What the Vigilance Report says:

Register a criminal case under criminal conspiracy by Net Net Ventures for:

1) wrongly including HMDA land into Jubilee Hills Cooperative Housing Society to get height relaxation;

2) transfer of society plot purchased by G. Amarender Reddy to Net Net Ventures;

3) excavation cutting sheet rock;

4) not maintaining set backs, nor adhering to above mean sea level requirements as per permissions;

5) oeceiving multiple revised permissions with malafide intention;

6) obtaining revised permissions by showing old environmental clearance despite changes in the scope of the building;

7) receiving multiple revised permissions in contravention of GHMC rules by colluding with GHMC officials.

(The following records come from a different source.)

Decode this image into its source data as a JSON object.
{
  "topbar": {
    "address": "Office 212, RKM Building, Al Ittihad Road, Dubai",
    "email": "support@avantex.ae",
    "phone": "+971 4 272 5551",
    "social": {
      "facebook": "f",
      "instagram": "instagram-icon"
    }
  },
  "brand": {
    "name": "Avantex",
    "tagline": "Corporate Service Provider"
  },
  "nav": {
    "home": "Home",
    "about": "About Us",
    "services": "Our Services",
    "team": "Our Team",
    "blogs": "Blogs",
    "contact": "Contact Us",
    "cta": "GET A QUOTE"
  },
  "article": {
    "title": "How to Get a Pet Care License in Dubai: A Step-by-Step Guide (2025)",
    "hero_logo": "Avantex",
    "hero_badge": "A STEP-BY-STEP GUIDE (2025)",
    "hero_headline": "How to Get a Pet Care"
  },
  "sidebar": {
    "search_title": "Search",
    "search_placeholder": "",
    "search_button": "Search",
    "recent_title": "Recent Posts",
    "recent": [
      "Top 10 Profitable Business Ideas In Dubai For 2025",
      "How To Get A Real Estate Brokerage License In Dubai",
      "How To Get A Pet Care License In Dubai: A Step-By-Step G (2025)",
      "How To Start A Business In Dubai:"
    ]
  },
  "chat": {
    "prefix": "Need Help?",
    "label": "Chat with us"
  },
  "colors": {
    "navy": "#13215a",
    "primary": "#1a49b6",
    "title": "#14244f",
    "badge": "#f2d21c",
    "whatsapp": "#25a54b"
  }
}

Action recommended against GHMC officials S. Devender Reddy, director of town and country planning, the then chief city planner; M. Rajendra Prasad Naik, chief city planner; M. Shailaja, deputy chief city planner; and K. Srinivasa Rao, deputy chief city planner




 


Violations found by Vigilance and Enforcement wing:

Builder took undue advantage by purchasing two plots abutting Rd No. 45 Jubilee Hills that are part of the Jubilee Hills Cooperative House Building Society, connected these plots to the original 4.748 acre plot in Nandagiri Hills, claimed the entire lot was part of the Society area. By doing so, builder got permission for ground-plus-13 floors from GHMC officials without proper verification;

Land abutting Rd No. 45 is declared commercial, the other boundary of the plot abutting Rd No. 69 of Nandagiri Hills is residential land. By misrepresenting the entire plot – part of which is HMDA land purchased by the builder in 2013 — as abutting Rd No. 45, the provisions of GO Ms No 42, MA&UD, 2/3/2021 were misused;

Jubilee Hills society wrote to GHMC saying the buyer of two plots – G. Amarender Reddy – alienated one of the two plots to Net Net Ventures without permission. The transfer resulted in the GHMC considering the HMDA land as part of society land, despite the society declaring that it did not give permission for the two plots to be used as entrance area for the original plot in Nandagiri Hills;

Five cellars built based on 2013 permission with zero set back, received revised illegal permissions from GHMC in 2021 which showed the existing cellars as stilt parking levels. This is illegal, as there needs to be 10 metres set back for stilts. Revised approved plans state that stilts shall be 3 metres high, but the cellars declared as stilts were already 4.5 metres high, resulting in a big fraud committed by the builder and the GHMC;

Violations in sanctioned plans with respect to ground level as defined by above mean sea level (AMSL). In one part of the plot, the AMSL as measured by Vigilance officials was 603.189 metres against GHMC permission of 599.52 metres. In another part of the plot the AMSL is 599.53 metres, permission given as if the AMSL was 597.5 metres;

Builder has not maintained set backs in all three blocks of construction, a major violation, in western part as per approved plan, the builder did not have the mandatory 10 metres set back;

As per Central guidelines, any building with less than 1.5 lakh sq mts of built-up area is exempt from public hearing as per environmental impact assessment norms. Builder received environmental clearance from the State Environment Impact Assessment Authority in 2021 claiming that the building consisted of seven stilts + environmental deck + 10 floors + two Transferable Development Rights floors with a total built-up area of 2.09,620 sq mtrs. This requires a mandatory public hearing, something that was ignored by GHMC officials.